Bu noktada en önemli sorulardan biri de ödemelerin hangi kriterlere göre yapıldığı… Bu sorumuza Doç. Dr. Ali Murat Kırık, “Her ülkenin yasası farklı olabilir ancak dijital telif ve çevrimiçi haber yasaları altında yapılan ödemeler genellikle ‘hit’ yani tıklama, izlenme başına yapılmaktadır” dedi.
“Dijital platformlar, yayıncıların içeriklerini kaç kişinin gördüğüne bağlı olarak ödeme yapabilir. Bu, reklam gelirlerini paylaşma veya sabit bir ücret ödeme şeklinde olabilir. Bununla birlikte, içeriklerin ne sıklıkta kullanıldığına göre ödeme de yapılabilir” diyen Doç. Dr.

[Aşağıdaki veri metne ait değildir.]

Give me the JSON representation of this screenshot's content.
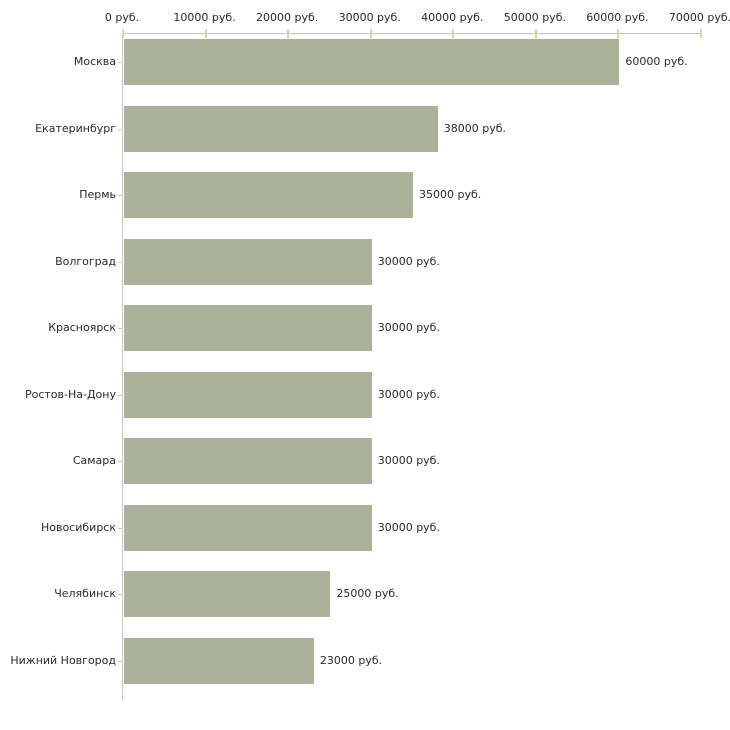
{
  "chart_data": {
    "type": "bar",
    "orientation": "horizontal",
    "title": "",
    "xlabel": "",
    "ylabel": "",
    "xlim": [
      0,
      70000
    ],
    "grid": false,
    "legend": false,
    "categories": [
      "Москва",
      "Екатеринбург",
      "Пермь",
      "Волгоград",
      "Красноярск",
      "Ростов-На-Дону",
      "Самара",
      "Новосибирск",
      "Челябинск",
      "Нижний Новгород"
    ],
    "values": [
      60000,
      38000,
      35000,
      30000,
      30000,
      30000,
      30000,
      30000,
      25000,
      23000
    ],
    "value_labels": [
      "60000 руб.",
      "38000 руб.",
      "35000 руб.",
      "30000 руб.",
      "30000 руб.",
      "30000 руб.",
      "30000 руб.",
      "30000 руб.",
      "25000 руб.",
      "23000 руб."
    ],
    "x_ticks": [
      0,
      10000,
      20000,
      30000,
      40000,
      50000,
      60000,
      70000
    ],
    "x_tick_labels": [
      "0 руб.",
      "10000 руб.",
      "20000 руб.",
      "30000 руб.",
      "40000 руб.",
      "50000 руб.",
      "60000 руб.",
      "70000 руб."
    ],
    "bar_color": "#acb199",
    "axis_line_color": "#c6c6c6",
    "tick_mark_color": "#d6d3a6",
    "text_color": "#2a2a2a"
  }
}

Ali Murat Kırık, şöyle devam etti:
Örneğin, bir haber makalesinin sosyal medyada sıkça paylaşılması veya görüntülenmesi durumunda daha yüksek bir ödeme yapılabilir. Özgün içeriğin de bu noktada önemli olduğunun altını çizmek gerek. Dijital platformlar, orijinal ve kaliteli içerik üreten yayıncılara daha yüksek ödemeler yapabilir. Bu, içerik üreticilerini teşvik etmek ve kaliteli içeriklerin devamını sağlamak amacıyla yapılabilir.
Reklam gelirlerinin de bu noktada önem arz ettiğini söylememiz şart. Dijital platformlar, içerikler üzerinden elde ettikleri reklam gelirinin belirli bir yüzdesini yayıncılara ödeyebilir. Bu, platformun reklam geliriyle doğrudan ilişkilidir.
Tık başına ödeme de alternatif bir yöntem. Kullanıcıların, yayıncıların içeriğinin tıklanması durumunda da ödeme yapabilir. Bu, içeriğin ne kadar etkileşim aldığına dayalı bir ödeme modeli.
Bazı durumlarda, dijital platformlar abonelik veya ücretli içerik modelleri üzerinden gelir elde ediyorsa, bu gelirin bir kısmı da yayıncılara ödenebilir. Bu da bir diğer alternatif metot.
Türkiye’de çıkacak yasada da bu hususlara dikkat edilmesi hem özgünlük hem de kapsamlı bir ödeme mekanizmasının belirlenmesi adına çok önemli.